Although it seems counterintuitive that cardioinhibitors would be used in heart failure that occurs because of a functionally depressed myocardium, clinical studies have shown very conclusively that some cardioinhibitors (i.e., specific beta-blockers) significantly improve cardiac function in certain types of heart failure. Furthermore, they have been shown to reduce deleterious cardiac remodeling that occurs in chronic heart failure. Their benefit may be derived from their blockade of excessive sympathetic influences on the heart, which are known to be harmful to the failing heart.

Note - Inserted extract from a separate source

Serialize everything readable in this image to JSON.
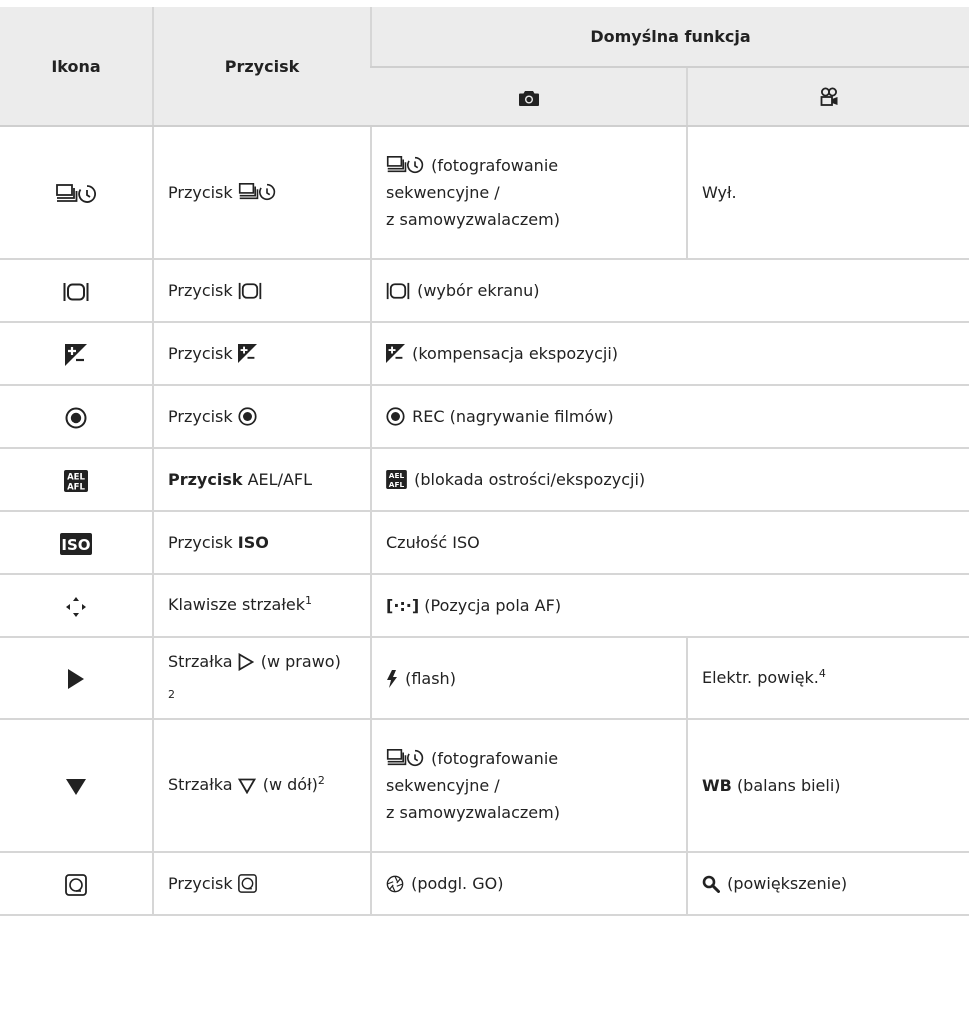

Drug Classes and General Mechanisms of Action
Three Classes of
- Calcium-channel blockers
- Centrally-acting sympatholytics
Cardioinhibitors used in clinical practice can be divided into three mechanistic classes: beta-adrenoceptor antagonists (beta-blockers), calcium-channel blockers, and centrally-acting sympatholytics.
Beta-blockers bind to beta-adrenoceptors located in cardiac nodal tissue, the conducting system, and contracting myocytes. The heart has both beta1 (β1) and beta2 (β2) adrenoceptors, although the predominant receptor type in number and function is β1. These receptors primarily bind norepinephrine that is released from sympathetic adrenergic nerves. Additionally, they bind norepinephrine and epinephrine that circulates in the blood. Beta-blockers prevent the normal ligand (norepinephrine or epinephrine) from binding to the beta-adrenoceptor by competing for the binding site. Because there is generally some level of sympathetic tone on the heart, beta-blockers are able to reduce sympathetic influences that normally stimulate chronotropy, inotropy, dromotropy and lusitropy. These drugs have an even greater effect when there is elevated sympathetic activity. Beta-blockers that are used clinically are either non-selective (β1/β2) blockers, or relatively selective β1 blockers. Some beta-blockers have additional mechanisms of action besides beta-blockade. Beta-blockers are used for treating hypertension, angina, myocardial infarction and arrhythmias.
Calcium-channel blockers (CCBs) bind to L-type calcium channels located on cardiac myocytes and cardiac nodal tissue (sinoatrial and atrioventricular nodes). These channels are responsible for regulating the influx of calcium into cardiomyocytes, which in turn stimulates cardiac myocyte contraction. In cardiac nodal tissue, L-type calcium channels play an important role in pacemaker currents and in phase 0 of the action potentials. Therefore, by blocking calcium entry into the cell, CCBs decrease myocardial force generation (negative inotropy), decreased heart rate (negative chronotropy), and decrease conduction velocity within the heart (negative dromotropy particularly at the atrioventricular node). CCBs are used in treating hypertension, angina and arrhythmias.
Centrally acting sympatholytics
Centrally acting sympatholytics block sympathetic activity by binding to and activating alpha2 (α2)-adrenoceptors located on cardioregulatory cells within the medulla of the brain. This reduces sympathetic outflow to the heart, thereby decreasing cardiac output by decreasing heart rate and contractility. These drugs are only used for treating hypertension.
Click below on a drug class for more details:
- Beta-adrenoceptor antagonists (beta-blockers)
- Calcium-channel blockers (CCBs)
- Centrally acting sympatholytics
Note that all these drugs have actions besides cardiac inhibition, and therefore are also classified under other drug mechanism classes.